Et puis les ouvriers parce que quand on a aménagé, rien n'était fini, pendant trois mois je suis restée ici parce que les ouvriers passaient, pour les finitions, les seuils, les plaintes je ne sais pas quoi. Ça ne faisait rien c'était l'été. Et quand je suis allée Place Bellecour j'avais l'impression d'être dans un autre monde. Je retrouvais la ville quoi. Et les gens qui passaient qui nous faisaient des coucous, ils nous demandaient : vous êtes contents ? Oui, oui. On se sentait vraiment les pionniers, la conquête de l'ouest. Et puis on connaît plein de gens qui viennent, on dîne ensemble, moi j'ai les clés, alors que là-bas pas du tout... c'est curieux alors qu'il y a bien moins longtemps qu'on est là, quatre ans. C'est complètement autre chose.

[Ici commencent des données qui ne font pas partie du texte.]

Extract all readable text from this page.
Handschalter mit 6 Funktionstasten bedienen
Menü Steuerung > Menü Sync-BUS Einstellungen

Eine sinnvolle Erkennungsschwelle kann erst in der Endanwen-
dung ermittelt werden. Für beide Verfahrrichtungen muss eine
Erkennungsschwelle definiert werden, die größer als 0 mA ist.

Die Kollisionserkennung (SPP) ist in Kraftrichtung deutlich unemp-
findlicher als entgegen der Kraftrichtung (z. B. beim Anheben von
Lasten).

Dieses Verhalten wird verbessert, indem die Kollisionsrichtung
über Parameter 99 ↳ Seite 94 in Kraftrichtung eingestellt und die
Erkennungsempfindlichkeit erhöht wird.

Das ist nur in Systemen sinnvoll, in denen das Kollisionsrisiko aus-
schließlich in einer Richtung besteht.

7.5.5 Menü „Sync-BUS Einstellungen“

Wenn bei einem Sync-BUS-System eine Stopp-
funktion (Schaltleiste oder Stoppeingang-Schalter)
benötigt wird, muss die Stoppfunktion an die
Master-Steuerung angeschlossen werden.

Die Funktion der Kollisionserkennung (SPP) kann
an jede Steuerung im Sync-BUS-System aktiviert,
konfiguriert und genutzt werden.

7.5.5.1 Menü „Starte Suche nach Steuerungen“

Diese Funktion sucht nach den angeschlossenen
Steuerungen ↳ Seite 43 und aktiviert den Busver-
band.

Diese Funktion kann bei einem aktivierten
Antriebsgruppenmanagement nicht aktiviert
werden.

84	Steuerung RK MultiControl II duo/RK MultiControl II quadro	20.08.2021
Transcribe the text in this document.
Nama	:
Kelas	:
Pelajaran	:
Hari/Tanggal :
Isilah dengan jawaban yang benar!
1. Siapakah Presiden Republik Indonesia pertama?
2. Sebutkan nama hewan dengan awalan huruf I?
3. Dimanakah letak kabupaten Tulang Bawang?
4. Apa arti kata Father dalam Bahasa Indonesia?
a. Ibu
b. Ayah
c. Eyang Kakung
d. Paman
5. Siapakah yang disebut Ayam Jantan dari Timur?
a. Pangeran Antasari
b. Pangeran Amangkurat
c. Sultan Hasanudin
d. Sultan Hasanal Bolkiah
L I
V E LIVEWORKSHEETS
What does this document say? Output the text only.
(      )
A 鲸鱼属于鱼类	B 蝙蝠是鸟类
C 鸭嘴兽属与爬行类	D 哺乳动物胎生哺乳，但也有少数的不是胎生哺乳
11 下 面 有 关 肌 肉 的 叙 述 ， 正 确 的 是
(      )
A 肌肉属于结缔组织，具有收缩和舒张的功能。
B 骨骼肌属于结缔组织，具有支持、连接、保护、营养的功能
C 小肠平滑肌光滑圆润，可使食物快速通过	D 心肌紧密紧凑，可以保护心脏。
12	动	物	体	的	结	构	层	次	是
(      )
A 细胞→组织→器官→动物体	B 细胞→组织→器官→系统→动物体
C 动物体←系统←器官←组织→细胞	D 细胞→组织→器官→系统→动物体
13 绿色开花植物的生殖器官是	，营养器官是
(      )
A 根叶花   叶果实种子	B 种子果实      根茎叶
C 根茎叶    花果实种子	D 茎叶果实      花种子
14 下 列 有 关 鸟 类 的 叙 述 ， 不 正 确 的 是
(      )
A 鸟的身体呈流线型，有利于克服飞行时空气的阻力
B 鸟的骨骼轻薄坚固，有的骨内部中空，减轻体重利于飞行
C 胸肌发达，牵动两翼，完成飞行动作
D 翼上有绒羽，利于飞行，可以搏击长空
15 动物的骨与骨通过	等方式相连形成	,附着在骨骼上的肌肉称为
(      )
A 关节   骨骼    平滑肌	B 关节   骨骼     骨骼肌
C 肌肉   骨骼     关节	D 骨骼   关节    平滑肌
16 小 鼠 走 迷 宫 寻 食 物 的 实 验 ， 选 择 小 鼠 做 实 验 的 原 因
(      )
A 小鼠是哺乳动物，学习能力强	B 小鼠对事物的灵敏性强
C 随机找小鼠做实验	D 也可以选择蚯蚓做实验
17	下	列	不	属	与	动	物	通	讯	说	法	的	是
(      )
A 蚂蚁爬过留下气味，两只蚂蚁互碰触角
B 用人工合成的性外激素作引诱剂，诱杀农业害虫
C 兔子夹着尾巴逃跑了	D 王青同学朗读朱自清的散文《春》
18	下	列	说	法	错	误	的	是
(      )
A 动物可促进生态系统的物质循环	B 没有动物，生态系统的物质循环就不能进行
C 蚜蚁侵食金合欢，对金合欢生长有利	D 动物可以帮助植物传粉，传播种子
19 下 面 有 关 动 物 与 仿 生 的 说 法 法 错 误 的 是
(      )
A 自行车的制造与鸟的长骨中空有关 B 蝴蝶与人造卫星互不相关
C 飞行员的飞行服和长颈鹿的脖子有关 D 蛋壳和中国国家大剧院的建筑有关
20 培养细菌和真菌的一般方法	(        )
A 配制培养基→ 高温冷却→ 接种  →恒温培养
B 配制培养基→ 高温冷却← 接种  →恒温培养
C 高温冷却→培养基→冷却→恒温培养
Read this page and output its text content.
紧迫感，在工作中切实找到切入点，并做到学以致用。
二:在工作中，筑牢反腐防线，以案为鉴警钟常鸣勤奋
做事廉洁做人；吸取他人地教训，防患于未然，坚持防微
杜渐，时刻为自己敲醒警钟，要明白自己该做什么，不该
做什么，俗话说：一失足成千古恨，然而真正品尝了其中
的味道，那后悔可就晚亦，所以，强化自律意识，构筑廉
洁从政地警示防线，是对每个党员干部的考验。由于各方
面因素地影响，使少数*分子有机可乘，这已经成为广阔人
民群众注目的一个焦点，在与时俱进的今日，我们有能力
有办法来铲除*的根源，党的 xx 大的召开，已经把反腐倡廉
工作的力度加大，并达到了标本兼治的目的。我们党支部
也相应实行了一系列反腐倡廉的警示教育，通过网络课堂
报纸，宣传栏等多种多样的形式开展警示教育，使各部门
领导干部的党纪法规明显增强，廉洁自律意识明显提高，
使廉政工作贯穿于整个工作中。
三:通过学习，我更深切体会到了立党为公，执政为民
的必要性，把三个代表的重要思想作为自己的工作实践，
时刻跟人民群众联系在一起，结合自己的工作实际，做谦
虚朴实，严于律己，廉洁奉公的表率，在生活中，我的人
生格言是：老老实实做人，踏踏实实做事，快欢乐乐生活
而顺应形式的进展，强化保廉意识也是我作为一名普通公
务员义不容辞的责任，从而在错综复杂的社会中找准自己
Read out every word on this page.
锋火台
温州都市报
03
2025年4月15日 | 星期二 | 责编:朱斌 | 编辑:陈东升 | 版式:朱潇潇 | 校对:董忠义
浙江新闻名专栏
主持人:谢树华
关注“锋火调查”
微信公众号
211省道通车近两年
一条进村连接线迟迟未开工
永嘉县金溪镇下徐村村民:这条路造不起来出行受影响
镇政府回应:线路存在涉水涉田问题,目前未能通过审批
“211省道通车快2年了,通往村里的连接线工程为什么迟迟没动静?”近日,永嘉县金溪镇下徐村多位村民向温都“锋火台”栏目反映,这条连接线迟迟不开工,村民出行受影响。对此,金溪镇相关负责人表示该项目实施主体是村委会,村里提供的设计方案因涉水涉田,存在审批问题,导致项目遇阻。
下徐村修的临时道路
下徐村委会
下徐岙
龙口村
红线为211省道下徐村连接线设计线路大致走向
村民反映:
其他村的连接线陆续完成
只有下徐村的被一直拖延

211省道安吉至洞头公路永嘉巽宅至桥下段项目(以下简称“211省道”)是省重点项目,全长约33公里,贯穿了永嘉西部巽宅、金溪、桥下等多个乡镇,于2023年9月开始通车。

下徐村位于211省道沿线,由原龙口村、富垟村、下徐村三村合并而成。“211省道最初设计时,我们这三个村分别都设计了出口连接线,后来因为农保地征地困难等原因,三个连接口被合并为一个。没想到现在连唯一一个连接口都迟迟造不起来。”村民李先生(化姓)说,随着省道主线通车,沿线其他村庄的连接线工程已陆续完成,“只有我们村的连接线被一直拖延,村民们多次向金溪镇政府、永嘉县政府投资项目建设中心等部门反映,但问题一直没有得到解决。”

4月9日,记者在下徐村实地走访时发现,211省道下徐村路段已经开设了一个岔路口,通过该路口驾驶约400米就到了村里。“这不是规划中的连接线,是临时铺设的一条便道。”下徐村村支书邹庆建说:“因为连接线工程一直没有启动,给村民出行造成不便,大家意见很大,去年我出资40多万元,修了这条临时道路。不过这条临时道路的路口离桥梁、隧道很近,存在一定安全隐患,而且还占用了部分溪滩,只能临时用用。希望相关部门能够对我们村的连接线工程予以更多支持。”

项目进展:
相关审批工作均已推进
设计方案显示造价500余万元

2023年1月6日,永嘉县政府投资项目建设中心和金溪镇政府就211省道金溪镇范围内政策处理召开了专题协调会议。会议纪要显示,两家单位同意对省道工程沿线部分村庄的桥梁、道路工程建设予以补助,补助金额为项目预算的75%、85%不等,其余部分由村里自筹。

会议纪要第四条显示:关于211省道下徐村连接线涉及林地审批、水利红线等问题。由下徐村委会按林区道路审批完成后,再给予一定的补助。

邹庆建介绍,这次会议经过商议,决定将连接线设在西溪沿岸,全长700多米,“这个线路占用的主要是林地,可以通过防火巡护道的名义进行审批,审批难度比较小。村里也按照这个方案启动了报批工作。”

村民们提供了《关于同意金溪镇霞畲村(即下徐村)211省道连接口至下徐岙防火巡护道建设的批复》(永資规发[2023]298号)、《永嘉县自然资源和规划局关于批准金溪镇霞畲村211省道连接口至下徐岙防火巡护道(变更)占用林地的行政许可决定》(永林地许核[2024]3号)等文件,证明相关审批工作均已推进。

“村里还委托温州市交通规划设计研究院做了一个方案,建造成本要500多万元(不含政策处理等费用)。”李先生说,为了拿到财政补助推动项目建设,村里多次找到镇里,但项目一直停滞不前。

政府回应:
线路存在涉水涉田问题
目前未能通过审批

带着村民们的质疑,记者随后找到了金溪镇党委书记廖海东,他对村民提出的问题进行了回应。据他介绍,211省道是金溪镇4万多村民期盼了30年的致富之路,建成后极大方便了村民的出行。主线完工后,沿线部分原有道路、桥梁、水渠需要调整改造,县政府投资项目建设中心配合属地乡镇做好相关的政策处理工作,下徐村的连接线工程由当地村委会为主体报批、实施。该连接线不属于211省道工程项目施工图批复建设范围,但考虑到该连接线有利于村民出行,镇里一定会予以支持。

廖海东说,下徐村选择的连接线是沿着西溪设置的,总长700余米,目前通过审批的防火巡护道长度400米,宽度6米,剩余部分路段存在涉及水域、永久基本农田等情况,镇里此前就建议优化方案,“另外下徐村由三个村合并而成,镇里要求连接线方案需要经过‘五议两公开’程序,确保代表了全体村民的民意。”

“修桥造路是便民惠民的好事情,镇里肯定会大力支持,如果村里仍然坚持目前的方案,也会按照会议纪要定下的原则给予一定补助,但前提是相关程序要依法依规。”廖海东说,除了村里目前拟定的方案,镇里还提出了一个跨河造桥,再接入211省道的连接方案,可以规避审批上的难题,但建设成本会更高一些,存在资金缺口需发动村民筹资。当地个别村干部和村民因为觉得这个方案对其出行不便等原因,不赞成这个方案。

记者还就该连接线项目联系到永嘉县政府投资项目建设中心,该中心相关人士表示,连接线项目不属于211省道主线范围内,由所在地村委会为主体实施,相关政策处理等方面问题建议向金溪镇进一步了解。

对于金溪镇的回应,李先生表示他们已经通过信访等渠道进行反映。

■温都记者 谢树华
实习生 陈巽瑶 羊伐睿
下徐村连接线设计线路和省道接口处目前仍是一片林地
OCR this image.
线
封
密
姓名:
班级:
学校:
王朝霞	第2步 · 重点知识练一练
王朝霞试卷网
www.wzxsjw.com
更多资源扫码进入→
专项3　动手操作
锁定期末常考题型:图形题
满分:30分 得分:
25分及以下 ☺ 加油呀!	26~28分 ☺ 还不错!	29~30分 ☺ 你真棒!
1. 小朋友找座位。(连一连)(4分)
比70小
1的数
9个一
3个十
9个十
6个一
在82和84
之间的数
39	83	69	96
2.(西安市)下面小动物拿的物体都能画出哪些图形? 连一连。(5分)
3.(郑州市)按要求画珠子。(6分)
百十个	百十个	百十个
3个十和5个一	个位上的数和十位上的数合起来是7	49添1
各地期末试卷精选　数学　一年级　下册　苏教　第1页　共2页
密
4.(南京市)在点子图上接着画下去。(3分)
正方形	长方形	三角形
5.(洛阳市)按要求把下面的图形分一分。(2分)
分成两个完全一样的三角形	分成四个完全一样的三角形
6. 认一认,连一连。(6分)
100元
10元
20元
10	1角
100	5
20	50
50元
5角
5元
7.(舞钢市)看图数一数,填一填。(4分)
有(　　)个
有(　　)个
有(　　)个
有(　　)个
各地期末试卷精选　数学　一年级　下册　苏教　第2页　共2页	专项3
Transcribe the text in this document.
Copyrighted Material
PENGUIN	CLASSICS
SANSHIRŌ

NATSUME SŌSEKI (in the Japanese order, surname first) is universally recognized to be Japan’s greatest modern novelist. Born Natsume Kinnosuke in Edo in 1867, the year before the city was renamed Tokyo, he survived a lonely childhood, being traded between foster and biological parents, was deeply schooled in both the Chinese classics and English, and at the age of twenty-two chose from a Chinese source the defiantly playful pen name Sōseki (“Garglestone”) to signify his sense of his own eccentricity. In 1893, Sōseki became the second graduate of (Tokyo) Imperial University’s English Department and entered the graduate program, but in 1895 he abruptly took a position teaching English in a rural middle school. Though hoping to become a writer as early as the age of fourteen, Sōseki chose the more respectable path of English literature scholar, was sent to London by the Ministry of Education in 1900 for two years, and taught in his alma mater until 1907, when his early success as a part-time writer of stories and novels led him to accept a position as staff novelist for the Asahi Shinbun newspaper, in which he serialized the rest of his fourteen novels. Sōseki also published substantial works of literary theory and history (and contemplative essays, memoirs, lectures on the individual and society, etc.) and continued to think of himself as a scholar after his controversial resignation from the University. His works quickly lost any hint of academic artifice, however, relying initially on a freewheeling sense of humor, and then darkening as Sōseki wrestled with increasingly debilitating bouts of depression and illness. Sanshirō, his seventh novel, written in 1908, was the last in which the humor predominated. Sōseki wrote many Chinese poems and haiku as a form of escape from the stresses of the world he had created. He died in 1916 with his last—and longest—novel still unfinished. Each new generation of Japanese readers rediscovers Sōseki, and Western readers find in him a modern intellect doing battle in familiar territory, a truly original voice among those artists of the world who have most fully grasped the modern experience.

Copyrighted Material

Cet extrait permet de lire une certaine correspondance entre la figure de l'habitant-pionnier et une position sociale dominante : possibilités financières, capacité à la mobilité, à faire le pari, à se situer dans le sens de l'histoire (parce qu'on sait qu'il y aura la mairie derrière), à se situer dans les termes d'un projet d'excellence, etc. C'est souvent depuis cette position que les premiers arrivants relèvent

tout ce qui est non conforme techniquement, par rapport au produit attendu. Et leur critique, le plus souvent, s'appuie sur une expertise et des savoirs majeurs à même de contester la version des aménageurs (culture technique poussée, connaissance des arcanes administratives ou politiques, du métier d'architecte…). Cette capacité critique, comme l'enthousiasme d'explorer et d'inaugurer la ville en train de se faire, trouve à se partager au sein de la communauté qui s'est constituée dès les premiers temps, qui se marque dans les rues du quartier par le défilé de parapluies remis aux premiers clients, et se poursuit dans le déploiement d'une sociabilité au sein des immeubles de l'îlot ou de la copropriété voisine.

Comme figure, l'habitant-pionnier projette aussi un monde, une modalité du vivre ensemble. Elle recouvre à la fois une utopie socio-technique et un idéal civique. C'est en fonction de cet arrière-fond que les habitants-pionniers trouvent à déplorer les manquements en termes de développement durable ou les tensions qui viennent mettre à mal un idéal de mixité sociale bien réglée. Ils incarnent un idéal de vie publique qui implique des charges, des responsabilités civiques d'ordre divers : au sein du conseil syndical, comme intervenants pour le CIL (sur des questions urbanistiques, pour présenter les dispositifs d'accompagnement à l'éco-rénovation), en participant au fonctionnement de la MJC... Un de nos interlocuteurs les plus typiques pour ce mode de subjectivation aligne dans son récit les différents offices qu'il a pu occuper au long de sa vie, en parallèle de ses activités professionnelles déjà éminentes (dans le domaine de la recherche scientifique) : responsable associatif pour relancer une structure d'accueil dans sa commune, élu au conseil syndical « où il fallait déjà se bagarrer tout le temps », et, depuis son emménagement à la Confluence, président du conseil syndical. Tout se passe comme s'il avait en permanence déplacé la même charge, au sens civique du terme, et tenté d'actualiser le même idéal de participation publique, en fonction de l'environnement et des nécessités locales.